Não é só despejar um rosário de palavras, fazer "OBATALÁ" e tá tudo feito!!! Não é não!

Se o médium não tem procedimento, não tem moral, não vai ter Mentor ali perto dele. Porque seu Mentor vai se prestar a isso, nenhum Mentor se presta a isso. Ele nunca vai perder o tempo dele desse modo, nem tem condições para isso.

Eu lhes disse, uma Entidade Evoluída, uma Entidade de Luz é a Força Direta de Jesus! Imaginem o privilégio que cada um de nós tem, de ter um Iluminado Mensageiro de Jesus a protegê-lo, a orientá-lo, a ajudá-lo nas dificuldades, no Trabalho Espiritual, nas manipulações, nas preces, nas obsessões. Mas para isso, nós precisamos estar com a mente no lugar. Não é um simples ato, é necessário uma consciência, e uma consciência segura, para que amanhã não haja uma decepção muito grande.

Não é Pai Seta Branca que castiga, não são as Entidades, mas estes “cobradores” fazem o papel, porque se o Médium sai do compromisso dele, sai do juramento dele, sai da conduta dele, vai passar a ser uma presa fácil.

Lidar com Espíritos meus irmãos, não importa se evoluídos ou não, não é brincadeira não! É algo muito mais sério do que os senhores possam pensar. Não brinquem meus irmãos!

Somos uma Falange, e temos grandes protetores que vivem junto a Jesus, que se esforçam em nos ajudar, mas nós ainda não perdemos aquela arrogância de encarnações passadas.

Vamos apanhar muito meus irmãos, mas muito, se não tentarmos realmente melhorar. Não é da boca pra fora, mas no coração meus irmãos. Tirar esta terra pesada que está em nossos corações.

Tivemos muitas encarnações na Terra. Já fizemos muita coisa ruim, mas também já fomos instrumentos de muitas coisas boas para a Humanidade. Mas isso não basta para a nossa evolução.

Vamos nos preocupar mais em nos Evangelizar, em nos Doutrinar. Temos esta mediunidade e temos a consciência de nosso compromisso, e nos foi proporcionado tudo que é possível para melhorarmos.
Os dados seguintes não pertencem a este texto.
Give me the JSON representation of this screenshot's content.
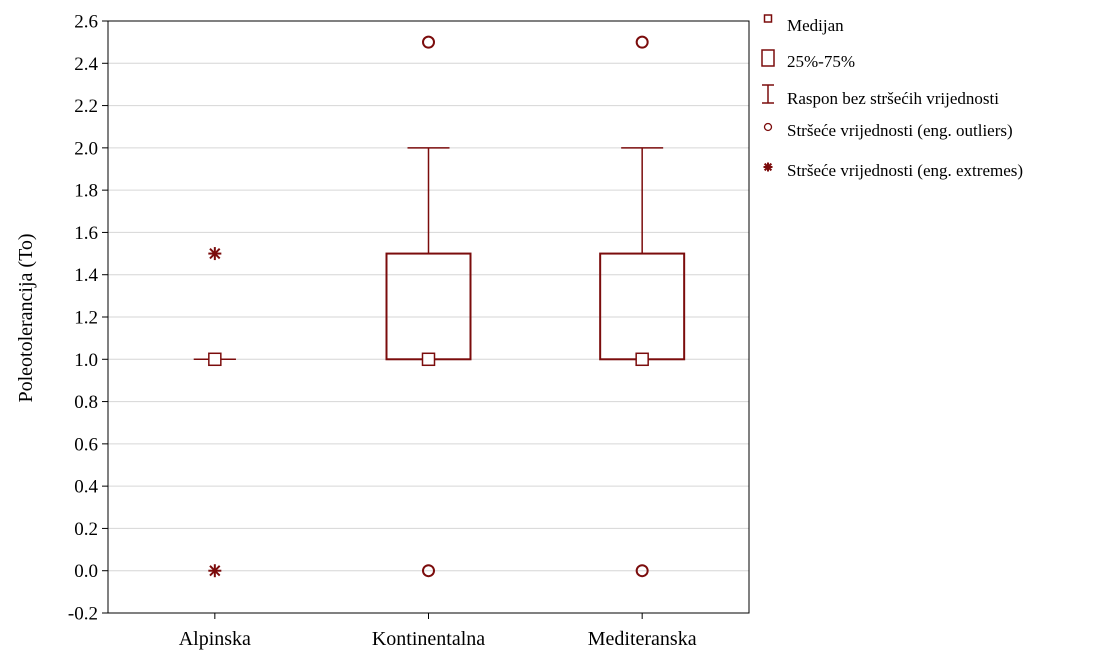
{
  "chart_data": {
    "type": "boxplot",
    "ylabel": "Poleotolerancija (To)",
    "xlabel": "",
    "ylim": [
      -0.2,
      2.6
    ],
    "yticks": [
      "2.6",
      "2.4",
      "2.2",
      "2.0",
      "1.8",
      "1.6",
      "1.4",
      "1.2",
      "1.0",
      "0.8",
      "0.6",
      "0.4",
      "0.2",
      "0.0",
      "-0.2"
    ],
    "grid": true,
    "legend_position": "right",
    "categories": [
      "Alpinska",
      "Kontinentalna",
      "Mediteranska"
    ],
    "boxes": [
      {
        "category": "Alpinska",
        "median": 1.0,
        "q1": 1.0,
        "q3": 1.0,
        "whisker_low": 1.0,
        "whisker_high": 1.0,
        "outliers": [],
        "extremes": [
          1.5,
          0.0
        ]
      },
      {
        "category": "Kontinentalna",
        "median": 1.0,
        "q1": 1.0,
        "q3": 1.5,
        "whisker_low": 1.0,
        "whisker_high": 2.0,
        "outliers": [
          2.5,
          0.0
        ],
        "extremes": []
      },
      {
        "category": "Mediteranska",
        "median": 1.0,
        "q1": 1.0,
        "q3": 1.5,
        "whisker_low": 1.0,
        "whisker_high": 2.0,
        "outliers": [
          2.5,
          0.0
        ],
        "extremes": []
      }
    ],
    "legend": [
      {
        "symbol": "median-square",
        "label": "Medijan"
      },
      {
        "symbol": "box",
        "label": "25%-75%"
      },
      {
        "symbol": "whisker",
        "label": "Raspon bez stršećih vrijednosti"
      },
      {
        "symbol": "outlier-circle",
        "label": "Stršeće vrijednosti (eng. outliers)"
      },
      {
        "symbol": "extreme-star",
        "label": "Stršeće vrijednosti (eng. extremes)"
      }
    ],
    "colors": {
      "series": "#7b0c0c",
      "grid": "#d6d6d6",
      "axis": "#000000"
    }
  }
}
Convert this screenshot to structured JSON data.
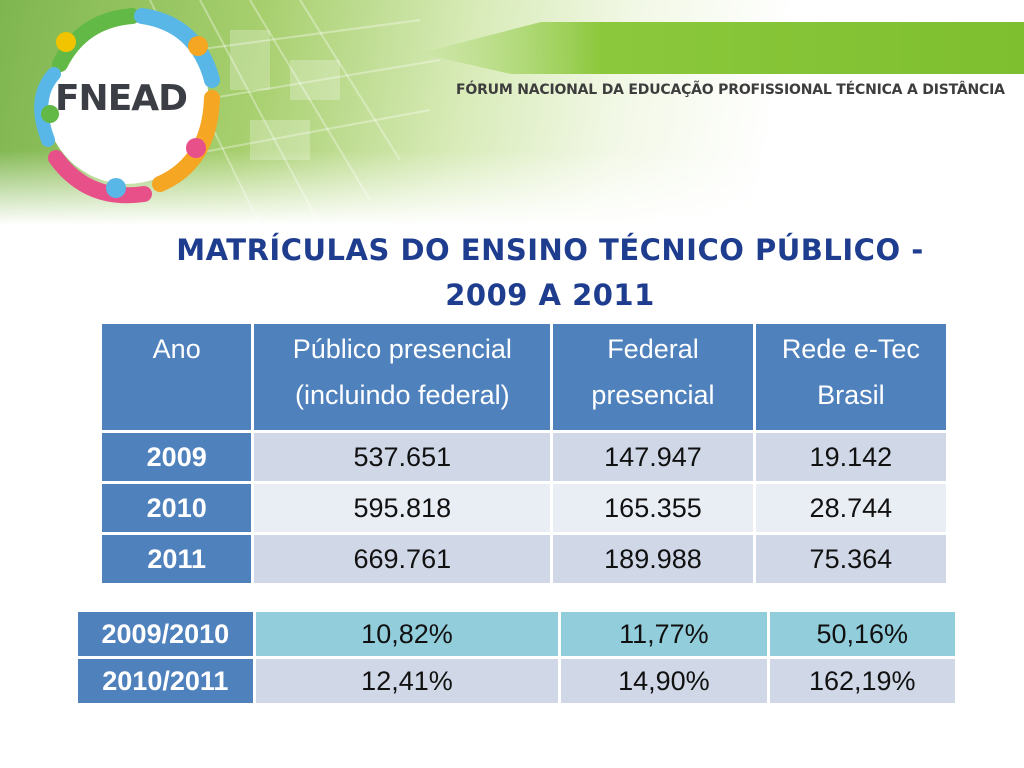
{
  "header": {
    "logo_text": "FNEAD",
    "forum_title": "FÓRUM NACIONAL DA EDUCAÇÃO PROFISSIONAL TÉCNICA A DISTÂNCIA",
    "logo_colors": [
      "#f5a623",
      "#e8508a",
      "#58b7e6",
      "#63b946",
      "#f2c400"
    ]
  },
  "slide": {
    "title_line1": "MATRÍCULAS DO ENSINO TÉCNICO PÚBLICO -",
    "title_line2": "2009 A 2011"
  },
  "enrollment_table": {
    "headers": [
      {
        "line1": "Ano",
        "line2": ""
      },
      {
        "line1": "Público presencial",
        "line2": "(incluindo federal)"
      },
      {
        "line1": "Federal",
        "line2": "presencial"
      },
      {
        "line1": "Rede e-Tec",
        "line2": "Brasil"
      }
    ],
    "rows": [
      {
        "year": "2009",
        "publico": "537.651",
        "federal": "147.947",
        "etec": "19.142"
      },
      {
        "year": "2010",
        "publico": "595.818",
        "federal": "165.355",
        "etec": "28.744"
      },
      {
        "year": "2011",
        "publico": "669.761",
        "federal": "189.988",
        "etec": "75.364"
      }
    ]
  },
  "growth_table": {
    "rows": [
      {
        "period": "2009/2010",
        "publico": "10,82%",
        "federal": "11,77%",
        "etec": "50,16%"
      },
      {
        "period": "2010/2011",
        "publico": "12,41%",
        "federal": "14,90%",
        "etec": "162,19%"
      }
    ]
  },
  "colors": {
    "title_blue": "#1f3d8f",
    "header_cell_blue": "#4f81bd",
    "row_light": "#d0d8e8",
    "row_lighter": "#e9edf4",
    "growth_cyan": "#92cddc"
  }
}
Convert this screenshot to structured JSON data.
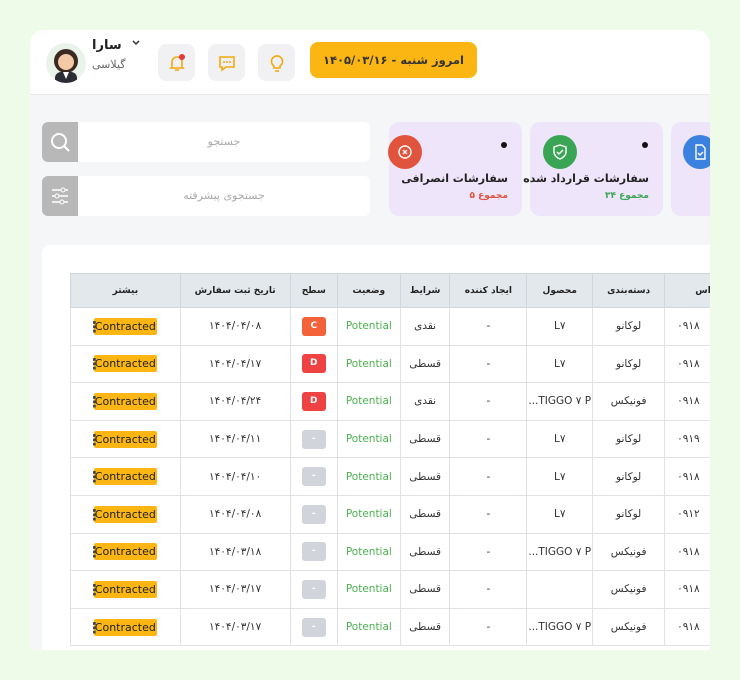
{
  "header": {
    "user": {
      "name": "سارا",
      "subtitle": "گیلاسی"
    },
    "date_button": "امروز شنبه - ۱۴۰۵/۰۳/۱۶"
  },
  "search": {
    "placeholder": "جستجو",
    "advanced_placeholder": "جستجوی پیشرفته"
  },
  "cards": [
    {
      "title": "سفارشات انصرافی",
      "total": "مجموع ۵"
    },
    {
      "title": "سفارشات قرارداد شده",
      "total": "مجموع ۳۴"
    }
  ],
  "table": {
    "columns": [
      "اس",
      "دسته‌بندی",
      "محصول",
      "ایجاد کننده",
      "شرایط",
      "وضعیت",
      "سطح",
      "تاریخ ثبت سفارش",
      "بیشتر"
    ],
    "rows": [
      [
        "۰۹۱۸",
        "لوکانو",
        "L۷",
        "-",
        "نقدی",
        "Potential",
        "C",
        "۱۴۰۴/۰۴/۰۸",
        "Contracted"
      ],
      [
        "۰۹۱۸",
        "لوکانو",
        "L۷",
        "-",
        "قسطی",
        "Potential",
        "D",
        "۱۴۰۴/۰۴/۱۷",
        "Contracted"
      ],
      [
        "۰۹۱۸",
        "فونیکس",
        "TIGGO ۷ P...",
        "-",
        "نقدی",
        "Potential",
        "D",
        "۱۴۰۴/۰۴/۲۴",
        "Contracted"
      ],
      [
        "۰۹۱۹",
        "لوکانو",
        "L۷",
        "-",
        "قسطی",
        "Potential",
        "-",
        "۱۴۰۴/۰۴/۱۱",
        "Contracted"
      ],
      [
        "۰۹۱۸",
        "لوکانو",
        "L۷",
        "-",
        "قسطی",
        "Potential",
        "-",
        "۱۴۰۴/۰۴/۱۰",
        "Contracted"
      ],
      [
        "۰۹۱۲",
        "لوکانو",
        "L۷",
        "-",
        "قسطی",
        "Potential",
        "-",
        "۱۴۰۴/۰۴/۰۸",
        "Contracted"
      ],
      [
        "۰۹۱۸",
        "فونیکس",
        "TIGGO ۷ P...",
        "-",
        "قسطی",
        "Potential",
        "-",
        "۱۴۰۴/۰۳/۱۸",
        "Contracted"
      ],
      [
        "۰۹۱۸",
        "فونیکس",
        "",
        "-",
        "قسطی",
        "Potential",
        "-",
        "۱۴۰۴/۰۳/۱۷",
        "Contracted"
      ],
      [
        "۰۹۱۸",
        "فونیکس",
        "TIGGO ۷ P...",
        "-",
        "قسطی",
        "Potential",
        "-",
        "۱۴۰۴/۰۳/۱۷",
        "Contracted"
      ]
    ]
  }
}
Cada um no seu estágio, cada um dentro das suas dificuldades, senão meus irmãos, nós não vamos conseguir, e é melhor, é muito melhor meus irmãos, que caia o véu do nosso rosto agora, e a gente enxergue a realidade, mesmo que seja decepcionante, porque aqui nós temos ainda a oportunidade de corrigir, de melhorar; do que isto acontecer quando chegarmos do outro lado, porque lá, a chance já é bem mais difícil.

Precisamos quebrar esse desamor que há dentro de nós, e isso Mestres, é só cada um consigo mesmo. Não tem outro jeito!

Falar, falar em   Jesus,  falar  no   Evangelho,  é  muito  fácil.  Agora, segui-lo e praticá-lo não meus irmãos! É muito simples, mas exige muito de nós, porque exige que nós quebremos tudo de mau que há dentro de nós... Não é nas outras pessoas, é em nós!

Não é escudado em Radares, em Títulos. Não Mestres! Isto é o Mestrado, isso não vai nos levar a nada se nós não acordarmos, não despertarmos dentro de nós.

Meus irmãos, se nós temos um equilíbrio, se nós temos um comportamento, uma conduta, nós realizamos grandes Trabalhos. Nós temos oportunidade de ajudar muita gente, e de receber ajuda.

O Espírito se liberta da Terra, chega numa Faixa Vibratória, mas ele vê que existem outras também, e ele chega na outra e vê que existem mais e mais. Este Universo de Deus Pai Todo Poderoso é muito grande. E sempre se busca a perfeição, um aprimoramento. Está na hora de nós buscarmos também!